3(ish) Minute Moment: The Suggestion Box That Doubles As A Shredder

Do you get feedback from your employees?

Do you consistently get feedback from them?

Do you get the same amount of feedback every time or does employee participation drop off over time?

If participation is dropping off, you may have “The Suggestion Box That Doubles As A Shredder.”


Today we’re going to talk about the suggestion box that doubles as a shredder.

So Mike is a buddy of mine, and he’s a director of operations.

He and I were having coffee one day and he was a little bit frustrated because they were asking people for suggestions, and they just weren’t getting a lot of traction.

So I ask him some things that they have tried before.

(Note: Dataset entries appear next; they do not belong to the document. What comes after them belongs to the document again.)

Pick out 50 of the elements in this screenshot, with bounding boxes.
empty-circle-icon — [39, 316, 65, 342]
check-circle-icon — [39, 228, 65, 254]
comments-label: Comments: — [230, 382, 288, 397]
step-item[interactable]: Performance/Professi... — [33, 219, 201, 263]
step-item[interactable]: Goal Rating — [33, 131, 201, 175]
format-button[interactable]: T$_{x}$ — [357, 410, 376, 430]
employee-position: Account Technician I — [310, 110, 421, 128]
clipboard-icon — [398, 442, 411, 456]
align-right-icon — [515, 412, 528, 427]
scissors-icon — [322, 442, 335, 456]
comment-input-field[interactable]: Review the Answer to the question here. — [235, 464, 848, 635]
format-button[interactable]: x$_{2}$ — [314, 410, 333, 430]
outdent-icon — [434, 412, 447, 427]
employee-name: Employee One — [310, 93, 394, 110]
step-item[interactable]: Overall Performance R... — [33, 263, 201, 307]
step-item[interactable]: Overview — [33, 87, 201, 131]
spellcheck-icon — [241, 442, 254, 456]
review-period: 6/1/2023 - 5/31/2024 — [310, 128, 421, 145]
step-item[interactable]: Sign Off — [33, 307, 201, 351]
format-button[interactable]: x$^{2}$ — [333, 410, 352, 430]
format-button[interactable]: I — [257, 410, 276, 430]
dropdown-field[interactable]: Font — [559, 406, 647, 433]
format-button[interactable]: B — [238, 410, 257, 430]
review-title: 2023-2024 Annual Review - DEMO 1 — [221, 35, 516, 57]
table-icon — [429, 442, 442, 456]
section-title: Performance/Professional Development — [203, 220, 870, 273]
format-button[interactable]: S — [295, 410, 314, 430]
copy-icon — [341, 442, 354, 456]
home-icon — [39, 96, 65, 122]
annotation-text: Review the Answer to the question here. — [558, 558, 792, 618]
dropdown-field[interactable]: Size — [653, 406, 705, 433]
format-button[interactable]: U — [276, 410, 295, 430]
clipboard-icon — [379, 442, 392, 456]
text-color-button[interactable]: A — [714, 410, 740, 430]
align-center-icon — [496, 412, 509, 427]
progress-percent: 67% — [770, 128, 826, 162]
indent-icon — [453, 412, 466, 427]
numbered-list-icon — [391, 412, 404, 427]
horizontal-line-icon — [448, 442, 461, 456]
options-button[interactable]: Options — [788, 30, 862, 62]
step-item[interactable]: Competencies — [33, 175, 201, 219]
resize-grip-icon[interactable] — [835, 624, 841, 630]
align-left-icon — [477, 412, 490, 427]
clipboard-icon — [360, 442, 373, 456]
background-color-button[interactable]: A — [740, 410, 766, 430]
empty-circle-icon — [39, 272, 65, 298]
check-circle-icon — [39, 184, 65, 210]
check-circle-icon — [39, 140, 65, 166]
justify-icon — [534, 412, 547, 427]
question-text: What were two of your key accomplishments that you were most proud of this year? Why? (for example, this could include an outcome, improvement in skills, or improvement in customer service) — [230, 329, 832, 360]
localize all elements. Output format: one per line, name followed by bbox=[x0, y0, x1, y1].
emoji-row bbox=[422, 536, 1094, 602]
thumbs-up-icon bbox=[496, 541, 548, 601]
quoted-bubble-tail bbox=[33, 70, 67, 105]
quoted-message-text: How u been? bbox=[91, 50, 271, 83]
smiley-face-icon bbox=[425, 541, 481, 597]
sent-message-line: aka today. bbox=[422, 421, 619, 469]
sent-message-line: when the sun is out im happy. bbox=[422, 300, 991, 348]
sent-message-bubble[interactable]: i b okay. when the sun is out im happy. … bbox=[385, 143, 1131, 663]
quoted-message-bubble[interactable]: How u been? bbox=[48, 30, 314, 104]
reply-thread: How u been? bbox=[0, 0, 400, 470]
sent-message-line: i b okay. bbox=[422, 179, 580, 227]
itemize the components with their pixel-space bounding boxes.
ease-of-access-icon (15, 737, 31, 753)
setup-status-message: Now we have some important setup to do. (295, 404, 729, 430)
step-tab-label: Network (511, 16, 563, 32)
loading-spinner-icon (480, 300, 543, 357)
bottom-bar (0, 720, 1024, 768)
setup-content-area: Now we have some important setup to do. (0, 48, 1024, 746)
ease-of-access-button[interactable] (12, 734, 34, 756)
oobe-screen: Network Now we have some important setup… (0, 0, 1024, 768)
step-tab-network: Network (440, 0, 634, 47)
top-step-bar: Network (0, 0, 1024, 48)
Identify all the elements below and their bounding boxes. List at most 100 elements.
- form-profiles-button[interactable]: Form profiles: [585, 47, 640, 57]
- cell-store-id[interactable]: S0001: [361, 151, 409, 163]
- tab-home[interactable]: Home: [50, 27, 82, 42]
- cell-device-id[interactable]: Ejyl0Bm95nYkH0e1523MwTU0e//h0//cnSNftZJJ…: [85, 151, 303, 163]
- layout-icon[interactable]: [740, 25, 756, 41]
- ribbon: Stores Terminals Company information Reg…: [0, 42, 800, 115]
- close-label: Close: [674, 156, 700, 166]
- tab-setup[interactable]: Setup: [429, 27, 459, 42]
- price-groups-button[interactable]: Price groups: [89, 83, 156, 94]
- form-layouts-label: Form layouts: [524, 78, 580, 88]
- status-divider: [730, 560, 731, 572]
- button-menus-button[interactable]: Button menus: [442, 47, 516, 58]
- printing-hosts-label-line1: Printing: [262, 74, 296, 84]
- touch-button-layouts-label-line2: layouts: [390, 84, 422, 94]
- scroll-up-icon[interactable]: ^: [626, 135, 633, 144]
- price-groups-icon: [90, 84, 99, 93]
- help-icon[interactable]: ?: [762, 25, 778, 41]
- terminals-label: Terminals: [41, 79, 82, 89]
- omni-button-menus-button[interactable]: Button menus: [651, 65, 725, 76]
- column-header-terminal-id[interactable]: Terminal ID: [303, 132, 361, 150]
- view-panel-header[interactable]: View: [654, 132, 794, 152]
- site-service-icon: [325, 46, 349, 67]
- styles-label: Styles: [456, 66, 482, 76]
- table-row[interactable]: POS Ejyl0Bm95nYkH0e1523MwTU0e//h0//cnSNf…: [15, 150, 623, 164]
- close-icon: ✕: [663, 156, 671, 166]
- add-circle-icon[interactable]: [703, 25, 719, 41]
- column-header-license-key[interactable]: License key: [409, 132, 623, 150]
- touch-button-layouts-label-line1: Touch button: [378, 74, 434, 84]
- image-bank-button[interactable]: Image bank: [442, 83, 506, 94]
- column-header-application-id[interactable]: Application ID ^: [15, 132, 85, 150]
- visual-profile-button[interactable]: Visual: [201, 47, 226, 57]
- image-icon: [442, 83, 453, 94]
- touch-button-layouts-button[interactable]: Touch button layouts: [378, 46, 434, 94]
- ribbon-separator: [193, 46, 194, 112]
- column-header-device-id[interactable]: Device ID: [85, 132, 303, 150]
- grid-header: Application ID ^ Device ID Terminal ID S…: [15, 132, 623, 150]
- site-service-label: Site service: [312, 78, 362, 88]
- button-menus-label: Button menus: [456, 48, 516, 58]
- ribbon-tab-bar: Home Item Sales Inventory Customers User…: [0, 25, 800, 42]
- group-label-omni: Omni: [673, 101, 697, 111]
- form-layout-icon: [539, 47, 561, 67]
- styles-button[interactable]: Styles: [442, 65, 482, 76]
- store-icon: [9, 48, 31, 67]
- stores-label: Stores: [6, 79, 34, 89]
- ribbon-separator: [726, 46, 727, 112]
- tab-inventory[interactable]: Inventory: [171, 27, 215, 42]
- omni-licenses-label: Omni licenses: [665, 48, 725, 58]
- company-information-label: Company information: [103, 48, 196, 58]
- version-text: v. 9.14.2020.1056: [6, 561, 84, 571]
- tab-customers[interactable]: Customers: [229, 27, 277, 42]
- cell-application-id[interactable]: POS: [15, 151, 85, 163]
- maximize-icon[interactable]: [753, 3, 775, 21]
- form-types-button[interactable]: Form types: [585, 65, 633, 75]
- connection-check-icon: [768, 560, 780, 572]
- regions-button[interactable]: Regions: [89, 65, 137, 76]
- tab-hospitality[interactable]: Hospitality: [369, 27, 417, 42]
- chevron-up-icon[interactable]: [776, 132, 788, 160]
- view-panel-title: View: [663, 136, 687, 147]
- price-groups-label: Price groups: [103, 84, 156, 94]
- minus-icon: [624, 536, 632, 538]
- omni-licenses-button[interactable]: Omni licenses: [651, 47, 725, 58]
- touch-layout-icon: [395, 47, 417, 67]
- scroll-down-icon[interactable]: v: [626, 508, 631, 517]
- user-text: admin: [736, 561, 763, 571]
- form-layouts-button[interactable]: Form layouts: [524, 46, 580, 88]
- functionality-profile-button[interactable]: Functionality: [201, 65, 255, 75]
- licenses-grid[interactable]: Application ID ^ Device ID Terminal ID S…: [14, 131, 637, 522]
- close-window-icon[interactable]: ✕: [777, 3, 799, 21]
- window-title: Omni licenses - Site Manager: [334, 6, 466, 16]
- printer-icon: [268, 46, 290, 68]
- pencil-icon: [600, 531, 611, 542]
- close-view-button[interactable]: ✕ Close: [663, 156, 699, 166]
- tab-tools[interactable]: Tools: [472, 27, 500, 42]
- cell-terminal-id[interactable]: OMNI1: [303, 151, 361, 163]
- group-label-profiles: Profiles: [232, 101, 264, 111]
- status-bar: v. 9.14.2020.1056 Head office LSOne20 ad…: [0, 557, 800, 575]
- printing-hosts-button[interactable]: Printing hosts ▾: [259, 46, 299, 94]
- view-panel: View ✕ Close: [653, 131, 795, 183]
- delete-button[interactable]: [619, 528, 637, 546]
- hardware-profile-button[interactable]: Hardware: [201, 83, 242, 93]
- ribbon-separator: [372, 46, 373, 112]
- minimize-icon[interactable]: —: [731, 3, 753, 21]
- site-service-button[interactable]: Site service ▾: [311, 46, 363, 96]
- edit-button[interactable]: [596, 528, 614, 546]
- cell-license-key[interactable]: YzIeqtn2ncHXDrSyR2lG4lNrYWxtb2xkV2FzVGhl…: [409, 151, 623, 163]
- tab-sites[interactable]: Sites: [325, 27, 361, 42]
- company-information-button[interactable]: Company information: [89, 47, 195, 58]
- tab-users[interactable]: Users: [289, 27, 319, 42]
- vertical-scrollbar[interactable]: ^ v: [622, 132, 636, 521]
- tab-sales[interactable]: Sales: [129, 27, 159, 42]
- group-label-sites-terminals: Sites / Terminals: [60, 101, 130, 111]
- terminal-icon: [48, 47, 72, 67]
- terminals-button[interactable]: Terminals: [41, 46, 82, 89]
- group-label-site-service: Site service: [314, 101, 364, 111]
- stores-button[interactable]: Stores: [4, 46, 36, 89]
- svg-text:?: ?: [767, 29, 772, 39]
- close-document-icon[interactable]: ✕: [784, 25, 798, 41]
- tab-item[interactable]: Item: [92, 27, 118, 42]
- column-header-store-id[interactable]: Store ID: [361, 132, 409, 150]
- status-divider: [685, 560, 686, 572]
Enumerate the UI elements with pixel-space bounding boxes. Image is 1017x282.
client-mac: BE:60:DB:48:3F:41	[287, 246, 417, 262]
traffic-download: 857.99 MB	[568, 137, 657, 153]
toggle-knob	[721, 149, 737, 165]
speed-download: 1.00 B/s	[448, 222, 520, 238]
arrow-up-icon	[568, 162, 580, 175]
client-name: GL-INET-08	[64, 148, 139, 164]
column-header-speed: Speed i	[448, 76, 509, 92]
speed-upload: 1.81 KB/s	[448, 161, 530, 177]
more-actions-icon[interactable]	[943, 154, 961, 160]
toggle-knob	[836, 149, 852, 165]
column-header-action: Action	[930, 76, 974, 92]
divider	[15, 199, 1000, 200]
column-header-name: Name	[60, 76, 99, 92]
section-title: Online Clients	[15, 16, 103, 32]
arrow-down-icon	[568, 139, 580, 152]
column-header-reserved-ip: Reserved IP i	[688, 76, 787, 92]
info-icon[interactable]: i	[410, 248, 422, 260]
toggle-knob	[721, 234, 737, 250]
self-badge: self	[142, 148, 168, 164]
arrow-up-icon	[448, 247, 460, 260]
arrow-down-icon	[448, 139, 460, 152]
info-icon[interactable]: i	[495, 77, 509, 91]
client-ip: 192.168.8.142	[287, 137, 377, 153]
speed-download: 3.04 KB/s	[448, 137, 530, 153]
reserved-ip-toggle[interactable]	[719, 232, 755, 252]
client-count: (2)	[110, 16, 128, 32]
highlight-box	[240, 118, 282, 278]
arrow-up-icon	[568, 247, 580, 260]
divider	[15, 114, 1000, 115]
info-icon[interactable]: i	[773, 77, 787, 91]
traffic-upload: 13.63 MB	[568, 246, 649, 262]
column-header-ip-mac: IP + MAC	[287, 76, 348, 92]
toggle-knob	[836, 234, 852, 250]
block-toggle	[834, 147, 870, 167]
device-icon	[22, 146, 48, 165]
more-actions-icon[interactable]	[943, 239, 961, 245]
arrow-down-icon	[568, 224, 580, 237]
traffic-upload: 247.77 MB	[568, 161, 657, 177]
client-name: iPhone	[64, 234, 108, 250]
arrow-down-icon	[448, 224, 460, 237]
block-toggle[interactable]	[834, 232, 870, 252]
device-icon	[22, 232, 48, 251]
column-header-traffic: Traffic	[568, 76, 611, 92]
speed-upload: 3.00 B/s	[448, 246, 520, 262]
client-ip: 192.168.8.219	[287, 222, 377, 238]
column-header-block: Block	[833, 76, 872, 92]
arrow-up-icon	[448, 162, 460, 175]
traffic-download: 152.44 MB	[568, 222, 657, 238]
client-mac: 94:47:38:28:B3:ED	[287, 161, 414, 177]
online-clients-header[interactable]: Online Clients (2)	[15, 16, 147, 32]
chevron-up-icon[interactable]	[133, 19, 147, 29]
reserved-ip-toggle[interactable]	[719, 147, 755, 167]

Have you ever asked for suggestions before?

“Oh yeah, oh yeah. In fact, our CEO is really big on getting people’s opinions. We tried this for three weeks in a row, and by the third week we were getting almost nothing.”

So I ask him to tell me a little bit more.

Let me give you his story as well as the suggestion mentality that people have.

So during the first week, the CEO asked for suggestions by email.

When he does that, a lot of people send in suggestions. They’re excited they’re being asked. And they’re thinking, man some things are gonna be changing around here. This is cool.

Nothing happens.

The second week, the CEO asked for suggestions on a different topic. There’s some people kind of looking like, I don’t know if I’m gonna give you my suggestions or not because, well, if I do, what are you gonna do with them? Because we haven’t seen anything so far.

The third week, the CEO asked for suggestions on yet a third topic. There were very few people that answered that email. And the reason was, they didn’t care about emotionally investing in giving you a suggestion you’re not gonna do anything with.

So that’s why we call this syndrome “The Suggestion Box That Doubles As A Shredder.”

Now, fortunately I was able to tell Mike the worst suggestion box story I have ever heard, hands down, and I think this will keep the prize for a while.

A buddy of mine was a COO of a national company. The national company ended up going bankrupt, unfortunately. It was a great company. I loved actually shopping there.

When they went bankrupt, there were three or four people the last day who were closing everything out. On that last day, they happened to be in a warehouse, and in the warehouse, there was a suggestion box on the wall, which you don’t really see anymore.

So they decided at the very end of the day, we’re going to have some adult beverages, they’re going to pull the suggestion box off the wall, and they’re going to look and see what kind of suggestions people made.

He said it was the most incredible thing.

They put it in two piles. There was a big pile of whining, and then there was another pile that was smaller, but had some really great suggestions in it.

And in fact, he said, “The saddest part of it was, we found five suggestions in that pile, that if we had only done that, our company would have probably still been open today.”

That is my worst suggestion box story.

So this is a case where two years of suggestions floated out when they pulled the suggestion box off the wall.

So I guess the CEO not answering anything for three weeks wasn’t quite as bad.

So does your suggestion box double as a shredder?

Here’s how you know.

Do you get feedback?

Do you consistently get feedback?

Is it about the same number of pieces of feedback every time?

If it’s not, can you improve?

So if you can improve, here’s some things to think about.

First, make a plan and communicate it.

Let people know when we get your suggestions, we have specific criteria that we’re looking for. And based on that criteria, we’re going to choose those suggestions that make the most sense for us to implement.

Also explain, “Hey, look, sometimes we’re not gonna use all of the suggestions. That’s just part of this. We love all of your feedback, but we can’t use everything.”

When you’ve chosen those suggestions, make sure you let everybody know. Because if you don’t, it’s just like the suggestion box is a shredder.

If you do these things, your suggestions that you are getting are likely to improve because people know what criteria you’re looking for.

What am I supposed to suggest about?

How do I know if it’s going to be a good suggestion?

Help them do that, and they’ll help you by giving you great feedback.